Anda con la cabeza agachada, haciendo calceta; el acero de las agujas brilla entre sus dedos. El ovillo de lana está oculto en una de sus faltriqueras, pero se diría que el hilo rojo sale de su pecho. El camino es sinuoso y los pedruscos crujen y resbalan a su paso. Sin embargo, la vieja sigue bajando con la misma seguridad que si sus pies viesen el sendero.
He aquí la historia de esta mujer.
Poco después de su matrimonio con un pescador, su marido salió un día a la faena y no regresó. La mujer estaba grávida.
Apenas nació el niño, ella procuró mantenerlo siempre oculto de la gente. Nunca la vieron con él en la calle, al sol, para glorificarse con su hijo, como suelen hacer todas las madres; antes al contrario, lo tenía envuelto en harapos, en un rincón de su choza.
Durante mucho tiempo ningún vecino pudo ver del niño más que la cabezota y los inmensos ojos inmóviles en la cara amarillenta. Advirtieron asimismo que la madre, que antaño había luchado a brazo partido contra la miseria, llena de alegría, infatigablemente, que sabía comunicar valor a los demás, se mostraba ahora taciturna y parecía estar siempre meditando, con el ceño fruncido, como si contemplase el mundo a través de un velo de dolor, con mirada extraña e interrogadora.
Sin embargo, no pasó mucho tiempo sin que todos se enterasen de su desgracia. El niño había nacido contrahecho, y esa era la causa de la pesadumbre de la madre y el motivo de que lo ocultase de la gente.
Entonces los vecinos, condolidos, le dijeron que comprendían el dolor de una madre que da a luz a un hijo anormal, pero que nadie, salvo la Madona, sabía si aquella prueba era un castigo, y que el niño, de todos modos, no debía ser privado de la luz del sol.
Ella prestaba oídos a la gente y les mostraba a su hijo. Tenía éste unas piernas y unos bracitos en extremo cortos, como aletas de pez; la cabeza, hinchada como una bola, se sostenía a duras penas sobre el cuello delgaducho y endeble; el rostro estaba todo surcado de arrugas; tenía los ojos turbios y la boca hendida por una sonrisa inexpresiva.

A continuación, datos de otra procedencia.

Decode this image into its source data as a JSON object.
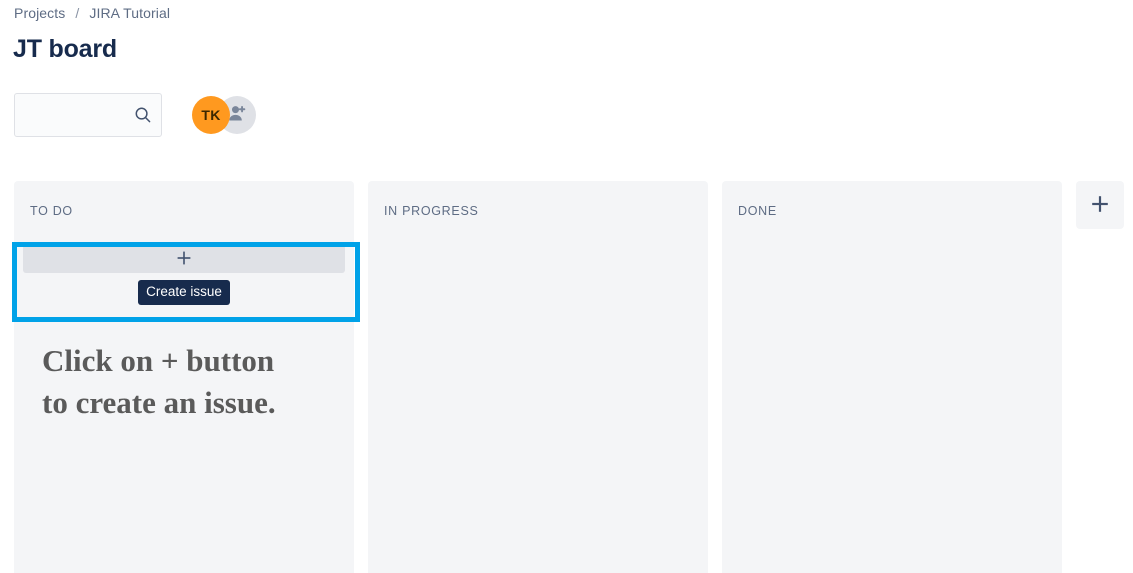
{
  "breadcrumb": {
    "items": [
      {
        "label": "Projects"
      },
      {
        "label": "JIRA Tutorial"
      }
    ],
    "separator": "/"
  },
  "header": {
    "title": "JT board"
  },
  "toolbar": {
    "search": {
      "value": "",
      "placeholder": "",
      "icon": "search-icon"
    },
    "avatars": [
      {
        "initials": "TK",
        "type": "user-avatar",
        "color": "#ff991f"
      },
      {
        "initials": "",
        "type": "add-people-avatar",
        "icon": "person-add-icon",
        "color": "#dfe1e6"
      }
    ]
  },
  "board": {
    "columns": [
      {
        "title": "TO DO"
      },
      {
        "title": "IN PROGRESS"
      },
      {
        "title": "DONE"
      }
    ],
    "create_issue": {
      "icon": "plus-icon",
      "tooltip": "Create issue"
    },
    "add_column": {
      "icon": "plus-icon",
      "label": ""
    }
  },
  "annotation": {
    "text": "Click on + button\nto create an issue.",
    "color": "#5a5a5a"
  },
  "highlight": {
    "color": "#00a2e8"
  }
}
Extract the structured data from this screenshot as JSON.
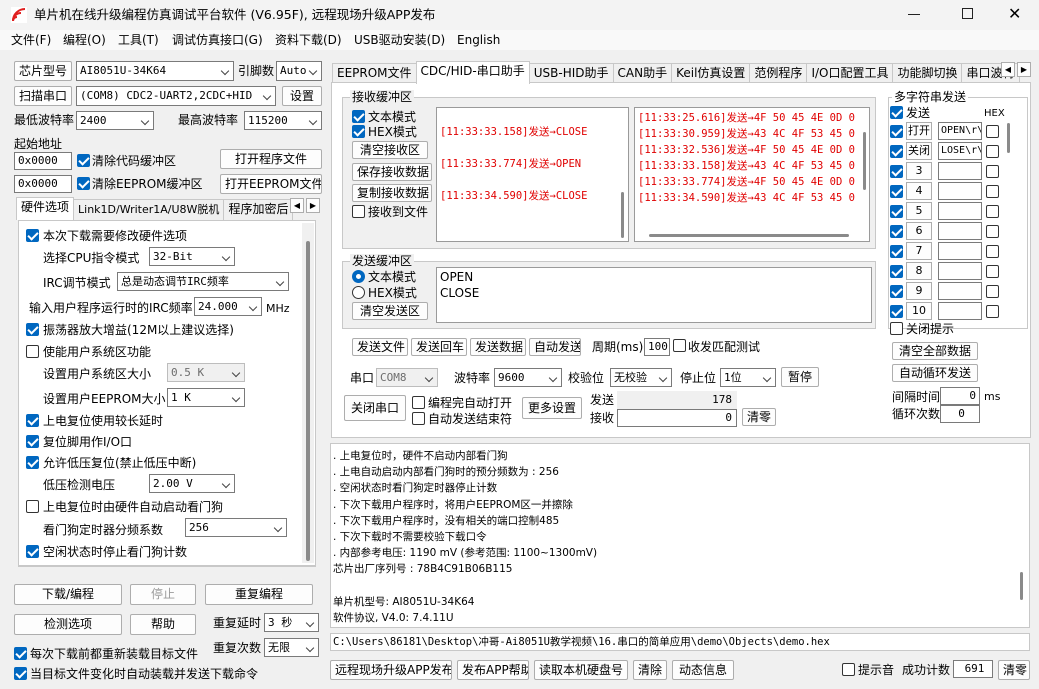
{
  "title": "单片机在线升级编程仿真调试平台软件 (V6.95F), 远程现场升级APP发布",
  "menu": [
    "文件(F)",
    "编程(O)",
    "工具(T)",
    "调试仿真接口(G)",
    "资料下载(D)",
    "USB驱动安装(D)",
    "English"
  ],
  "left": {
    "chip_label": "芯片型号",
    "chip_value": "AI8051U-34K64",
    "pin_label": "引脚数",
    "pin_value": "Auto",
    "scan_label": "扫描串口",
    "port_value": "(COM8) CDC2-UART2,2CDC+HID",
    "settings_label": "设置",
    "min_baud_label": "最低波特率",
    "min_baud_value": "2400",
    "max_baud_label": "最高波特率",
    "max_baud_value": "115200",
    "start_addr_label": "起始地址",
    "addr1": "0x0000",
    "clear_code": "清除代码缓冲区",
    "open_prog": "打开程序文件",
    "addr2": "0x0000",
    "clear_eeprom": "清除EEPROM缓冲区",
    "open_eeprom": "打开EEPROM文件",
    "tabs": [
      "硬件选项",
      "Link1D/Writer1A/U8W脱机",
      "程序加密后"
    ],
    "hw": {
      "modify_hw": "本次下载需要修改硬件选项",
      "cpu_label": "选择CPU指令模式",
      "cpu_value": "32-Bit",
      "irc_mode_label": "IRC调节模式",
      "irc_mode_value": "总是动态调节IRC频率",
      "irc_freq_label": "输入用户程序运行时的IRC频率",
      "irc_freq_value": "24.000",
      "mhz": "MHz",
      "osc_gain": "振荡器放大增益(12M以上建议选择)",
      "user_sys": "使能用户系统区功能",
      "user_sys_size_label": "设置用户系统区大小",
      "user_sys_size_value": "0.5 K",
      "user_eeprom_label": "设置用户EEPROM大小",
      "user_eeprom_value": "1   K",
      "por_delay": "上电复位使用较长延时",
      "reset_io": "复位脚用作I/O口",
      "lvr": "允许低压复位(禁止低压中断)",
      "lvd_label": "低压检测电压",
      "lvd_value": "2.00 V",
      "wdt_hw": "上电复位时由硬件自动启动看门狗",
      "wdt_div_label": "看门狗定时器分频系数",
      "wdt_div_value": "256",
      "idle_wdt": "空闲状态时停止看门狗计数"
    },
    "download": "下载/编程",
    "stop": "停止",
    "reprogram": "重复编程",
    "check_opts": "检测选项",
    "help": "帮助",
    "repeat_delay_label": "重复延时",
    "repeat_delay_value": "3 秒",
    "repeat_count_label": "重复次数",
    "repeat_count_value": "无限",
    "reload_each": "每次下载前都重新装载目标文件",
    "auto_reload": "当目标文件变化时自动装载并发送下载命令"
  },
  "right_tabs": [
    "EEPROM文件",
    "CDC/HID-串口助手",
    "USB-HID助手",
    "CAN助手",
    "Keil仿真设置",
    "范例程序",
    "I/O口配置工具",
    "功能脚切换",
    "串口波特"
  ],
  "serial": {
    "rx_title": "接收缓冲区",
    "text_mode": "文本模式",
    "hex_mode": "HEX模式",
    "clear_rx": "清空接收区",
    "save_rx": "保存接收数据",
    "copy_rx": "复制接收数据",
    "rx_to_file": "接收到文件",
    "rx_text": [
      "[11:33:33.158]发送→CLOSE",
      "[11:33:33.774]发送→OPEN",
      "[11:33:34.590]发送→CLOSE"
    ],
    "rx_hex": [
      "[11:33:25.616]发送→4F 50 45 4E 0D 0",
      "[11:33:30.959]发送→43 4C 4F 53 45 0",
      "[11:33:32.536]发送→4F 50 45 4E 0D 0",
      "[11:33:33.158]发送→43 4C 4F 53 45 0",
      "[11:33:33.774]发送→4F 50 45 4E 0D 0",
      "[11:33:34.590]发送→43 4C 4F 53 45 0"
    ],
    "tx_title": "发送缓冲区",
    "tx_text_mode": "文本模式",
    "tx_hex_mode": "HEX模式",
    "clear_tx": "清空发送区",
    "tx_lines": [
      "OPEN",
      "CLOSE"
    ],
    "send_file": "发送文件",
    "send_cr": "发送回车",
    "send_data": "发送数据",
    "auto_send": "自动发送",
    "period_label": "周期(ms)",
    "period_value": "100",
    "match_test": "收发匹配测试",
    "port_label": "串口",
    "port_value": "COM8",
    "baud_label": "波特率",
    "baud_value": "9600",
    "parity_label": "校验位",
    "parity_value": "无校验",
    "stopbit_label": "停止位",
    "stopbit_value": "1位",
    "pause": "暂停",
    "close_port": "关闭串口",
    "auto_open": "编程完自动打开",
    "auto_send_end": "自动发送结束符",
    "more_settings": "更多设置",
    "sent_label": "发送",
    "sent_value": "178",
    "recv_label": "接收",
    "recv_value": "0",
    "clear_count": "清零"
  },
  "multi": {
    "title": "多字符串发送",
    "send_label": "发送",
    "hex_label": "HEX",
    "rows": [
      {
        "btn": "打开",
        "value": "OPEN\\r\\"
      },
      {
        "btn": "关闭",
        "value": "LOSE\\r\\"
      },
      {
        "btn": "3",
        "value": ""
      },
      {
        "btn": "4",
        "value": ""
      },
      {
        "btn": "5",
        "value": ""
      },
      {
        "btn": "6",
        "value": ""
      },
      {
        "btn": "7",
        "value": ""
      },
      {
        "btn": "8",
        "value": ""
      },
      {
        "btn": "9",
        "value": ""
      },
      {
        "btn": "10",
        "value": ""
      }
    ],
    "close_hint": "关闭提示",
    "clear_all": "清空全部数据",
    "auto_loop": "自动循环发送",
    "interval_label": "间隔时间",
    "interval_value": "0",
    "ms": "ms",
    "loop_label": "循环次数",
    "loop_value": "0"
  },
  "info_lines": [
    "  . 上电复位时，硬件不启动内部看门狗",
    "  . 上电自动启动内部看门狗时的预分频数为 : 256",
    "  . 空闲状态时看门狗定时器停止计数",
    "  . 下次下载用户程序时，将用户EEPROM区一并擦除",
    "  . 下次下载用户程序时，没有相关的端口控制485",
    "  . 下次下载时不需要校验下载口令",
    "  . 内部参考电压: 1190 mV (参考范围: 1100~1300mV)",
    "芯片出厂序列号 : 78B4C91B06B115",
    "",
    "  单片机型号: AI8051U-34K64",
    "  软件协议, V4.0: 7.4.11U"
  ],
  "path": "C:\\Users\\86181\\Desktop\\冲哥-Ai8051U教学视频\\16.串口的简单应用\\demo\\Objects\\demo.hex",
  "bottom": {
    "publish": "远程现场升级APP发布",
    "publish_help": "发布APP帮助",
    "read_disk": "读取本机硬盘号",
    "clear": "清除",
    "dynamic": "动态信息",
    "beep": "提示音",
    "success_label": "成功计数",
    "success_value": "691",
    "reset": "清零"
  }
}
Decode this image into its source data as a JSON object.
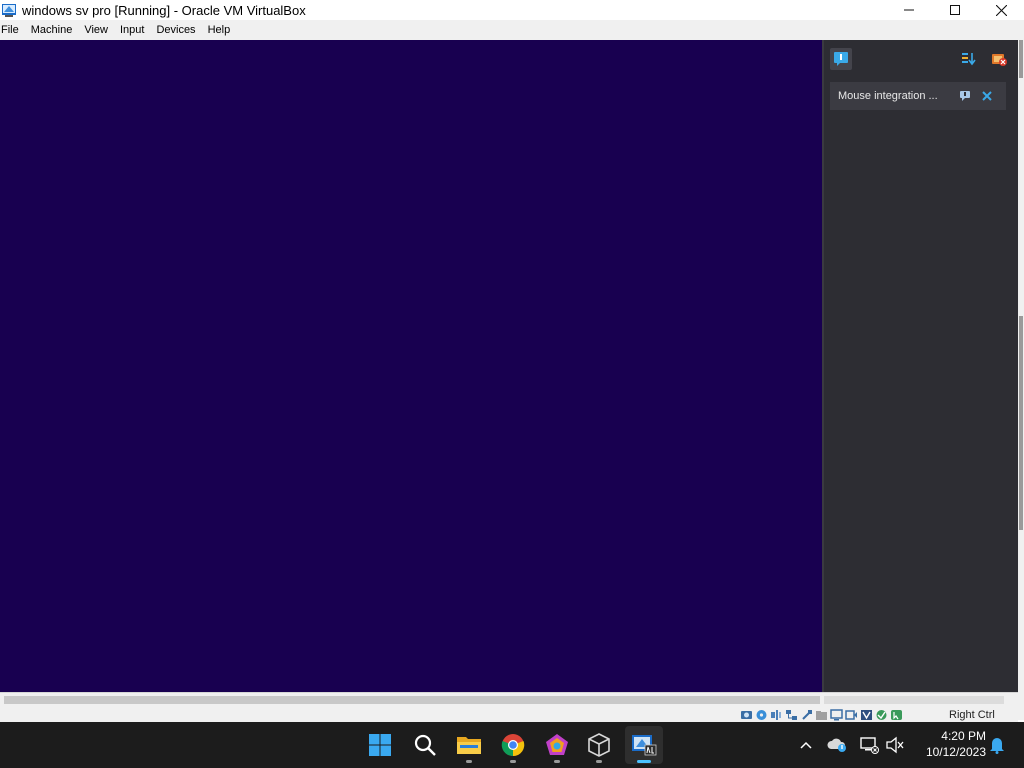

Al mirarlo, las mujeres lloraban y los hombre se retiraban mohínos, con una mueca de desdén. La madre del monstruo se sentaba en el suelo, y ora bajaba la cabeza, ora la levantaba y miraba a todos, como preguntando algo que nadie podía comprender.
Los vecinos construyeron para el engendro una caja semejante a un ataúd; lo llenaron de vellones de lana, colocaron en ella al pequeño monstruo y los pusieron en un rincón del patio. Tenían la esperanza de que el sol, hacedor de milagros, haría uno más.
Pero fue transcurriendo el tiempo y el monstruo seguía siéndolo: una cabezota enorme, un largo tronco y unos atrofiados muñones. Únicamente su sonrisa iba adquiriendo una expresión más y más definida de insaciable glotonería. En la boca surgieron dos hileras de agudos dientes, y los cortos y deformes brazos se adiestraron en coger los trozos de pan y llevarlos, sin equivocarse nunca, a la ávida bocaza.
Era mudo, pero cuando alguien comía cerca o cuando olía alimento, abría el hocico y empezaba a dar unos mugidos roncos y a menear como un loco la cabezota, mientras el blanco mate de los ojos se le cubría de venillas sanguinolentas.
Comía mucho, cada día más; su mugido se hizo persistente. La madre trabajaba sin cesar, pero su ganancia era exigua y a veces nula. No se quejaba de su suerte, y si aceptaba alguna ayuda, era de mala gana y sin despegar los labios. Cuando estaba fuera, los vecinos, cansados del constante mugir del monstruo, corrían a meterle en la boca mendrugos, frutas, legumbres y cuanto comestible tenían a mano.
-¡Te va a comer viva! -decían a la madre-. ¿Por qué no lo llevas a un asilo?
-No quiero oír hablar de eso -contestaba la pobre mujer-. Soy su madre. Yo lo traje al mundo y yo he de ganar el sustento para él.
Como aún era hermosa, más de uno quiso hacerse amar por la desdichada, pero no obtuvo el menor éxito. A uno, precisamente a aquel hacia quien se sentía más inclinada, le dijo un día:
-No puedo ser tu esposa. Tengo miedo de engendrar otro monstruo. Tú mismo te avergonzarías. ¡No, vete!
El hombre insistió, recordándole que la Madona hacía justicia a las madres y las consideraba como hermanas suyas. Pero ella exclamó:
-¡Ay! No sé de qué puedo ser culpable, pero se me castiga con crueldad.
El pretendiente suplicó, lloró, se enfureció; pero la mujer no cedió.
-Me da miedo -decía-. He perdido la fe en mi destino...
El hombre se marchó muy lejos, y no regresó nunca.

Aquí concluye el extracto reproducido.